Em casos suspeitos de buftalmia, é vital que os pais ou cuidadores procurem atenção médica imediatamente. Quanto mais cedo for feito o diagnóstico, mais eficaz será o tratamento e melhores serão as perspectivas a longo prazo para a saúde visual da criança.

Tratamento

A buftalmia, apesar de ser uma condição preocupante à primeira vista, apresenta possibilidades de tratamento, especialmente quando diagnosticado precocemente. Uma das principais abordagens terapêuticas para esta condição é a intervenção cirúrgica, que visa tanto aliviar a pressão intraocular como tratar as causas subjacentes.

A goniotomia é uma das técnicas cirúrgicas mais utilizadas no tratamento do glaucoma congénito. Esta intervenção consiste na libertação/abertura do ângulo de drenagem do olho de possíveis obstruções, permitindo que o humor aquoso seja adequadamente drenado e, consequentemente, reduzindo a pressão dentro do olho. A técnica é minimamente invasiva e tem como principal objetivo preservar a integridade estrutural do olho.
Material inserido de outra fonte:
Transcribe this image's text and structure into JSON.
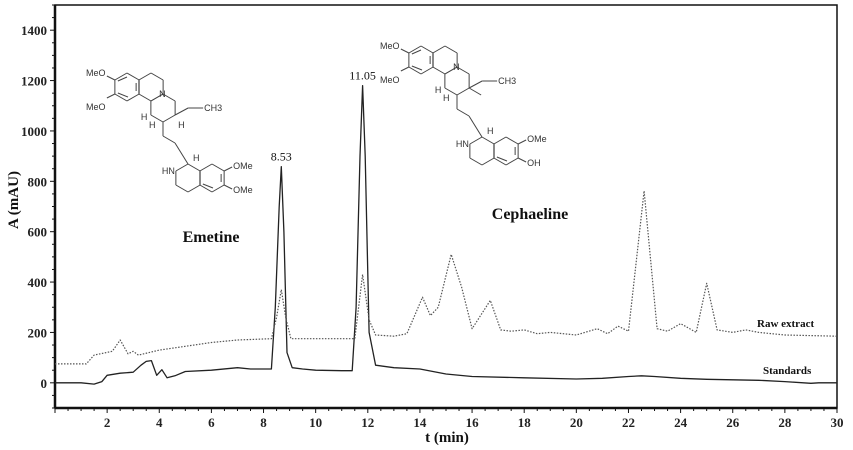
{
  "chart_data": {
    "type": "line",
    "title": "",
    "xlabel": "t (min)",
    "ylabel": "A (mAU)",
    "xlim": [
      0,
      30
    ],
    "ylim": [
      -100,
      1500
    ],
    "xticks": [
      "2",
      "4",
      "6",
      "8",
      "10",
      "12",
      "14",
      "16",
      "18",
      "20",
      "22",
      "24",
      "26",
      "28",
      "30"
    ],
    "yticks": [
      "0",
      "200",
      "400",
      "600",
      "800",
      "1000",
      "1200",
      "1400"
    ],
    "grid": false,
    "series": [
      {
        "name": "Standards",
        "style": "solid",
        "color": "#222222",
        "x": [
          0,
          1,
          1.5,
          1.8,
          2,
          2.5,
          3,
          3.3,
          3.5,
          3.7,
          3.9,
          4.1,
          4.3,
          4.6,
          5,
          6,
          7,
          7.5,
          8.3,
          8.45,
          8.6,
          8.68,
          8.78,
          8.9,
          9.1,
          9.5,
          10,
          11,
          11.4,
          11.55,
          11.7,
          11.8,
          11.9,
          12.05,
          12.3,
          13,
          14,
          15,
          16,
          18,
          20,
          21,
          22,
          22.5,
          23,
          24,
          25,
          26,
          27,
          28,
          29,
          29.3,
          30
        ],
        "y": [
          0,
          0,
          -5,
          5,
          30,
          38,
          42,
          70,
          85,
          88,
          30,
          52,
          20,
          28,
          45,
          50,
          60,
          55,
          55,
          300,
          700,
          858,
          600,
          120,
          60,
          55,
          50,
          48,
          48,
          300,
          900,
          1180,
          900,
          200,
          70,
          60,
          55,
          35,
          25,
          20,
          15,
          18,
          25,
          28,
          25,
          18,
          14,
          12,
          10,
          5,
          -2,
          0,
          0
        ]
      },
      {
        "name": "Raw extract",
        "style": "dotted",
        "color": "#555555",
        "x": [
          0,
          1.2,
          1.5,
          2.2,
          2.5,
          2.8,
          3,
          3.2,
          4,
          5,
          6,
          7,
          8.3,
          8.5,
          8.68,
          8.85,
          9.05,
          10,
          11,
          11.5,
          11.8,
          12.05,
          12.3,
          13,
          13.5,
          14.1,
          14.4,
          14.7,
          15.2,
          15.6,
          16,
          16.7,
          17.1,
          17.5,
          18,
          18.5,
          19,
          20,
          20.8,
          21.2,
          21.6,
          22,
          22.6,
          23.1,
          23.5,
          24,
          24.6,
          25.0,
          25.4,
          26,
          26.5,
          27,
          28,
          30
        ],
        "y": [
          75,
          75,
          110,
          125,
          170,
          115,
          125,
          110,
          130,
          145,
          160,
          170,
          175,
          260,
          370,
          260,
          175,
          175,
          175,
          175,
          430,
          250,
          190,
          185,
          195,
          340,
          267,
          300,
          510,
          380,
          215,
          327,
          210,
          205,
          210,
          195,
          200,
          190,
          215,
          195,
          225,
          205,
          762,
          215,
          205,
          235,
          200,
          395,
          210,
          200,
          210,
          200,
          190,
          185
        ]
      }
    ],
    "peak_labels": [
      {
        "x": 8.53,
        "text": "8.53"
      },
      {
        "x": 11.05,
        "text": "11.05"
      }
    ]
  },
  "structures": {
    "emetine": {
      "name": "Emetine",
      "labels": [
        "MeO",
        "MeO",
        "N",
        "H",
        "CH3",
        "H",
        "H",
        "H",
        "HN",
        "OMe",
        "OMe"
      ]
    },
    "cephaeline": {
      "name": "Cephaeline",
      "labels": [
        "MeO",
        "MeO",
        "N",
        "H",
        "CH3",
        "H",
        "H",
        "H",
        "HN",
        "OMe",
        "OH"
      ]
    }
  }
}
A trabeculectomia, por outro lado, é um procedimento mais complexo utilizado em casos mais graves ou quando a goniotomia não é viável ou eficaz. Durante esta cirurgia, é feita uma incisão/abertura na esclera, criando uma espécie de “válvula” que permita a drenagem controlada do humor aquoso, diminuindo assim a pressão intraocular.

Após qualquer procedimento cirúrgico, é de extrema importância o acompanhamento regular pelo oftalmologista. Monitorizar a pressão intraocular e avaliar a saúde global do olho são passos cruciais para garantir que não ocorram complicações e que a criança mantenha uma visão saudável.

Conclusão

A saúde ocular é uma componente vital do bem-estar geral, especialmente em crianças. O glaucoma congénito e a buftalmia, apesar de serem condições graves, têm tratamento. O mais importante é a detecção precoce e o recurso a especialistas na área. Com o diagnóstico atempado e um tratamento adequado, as perspectivas de uma visão saudável são muito positivas.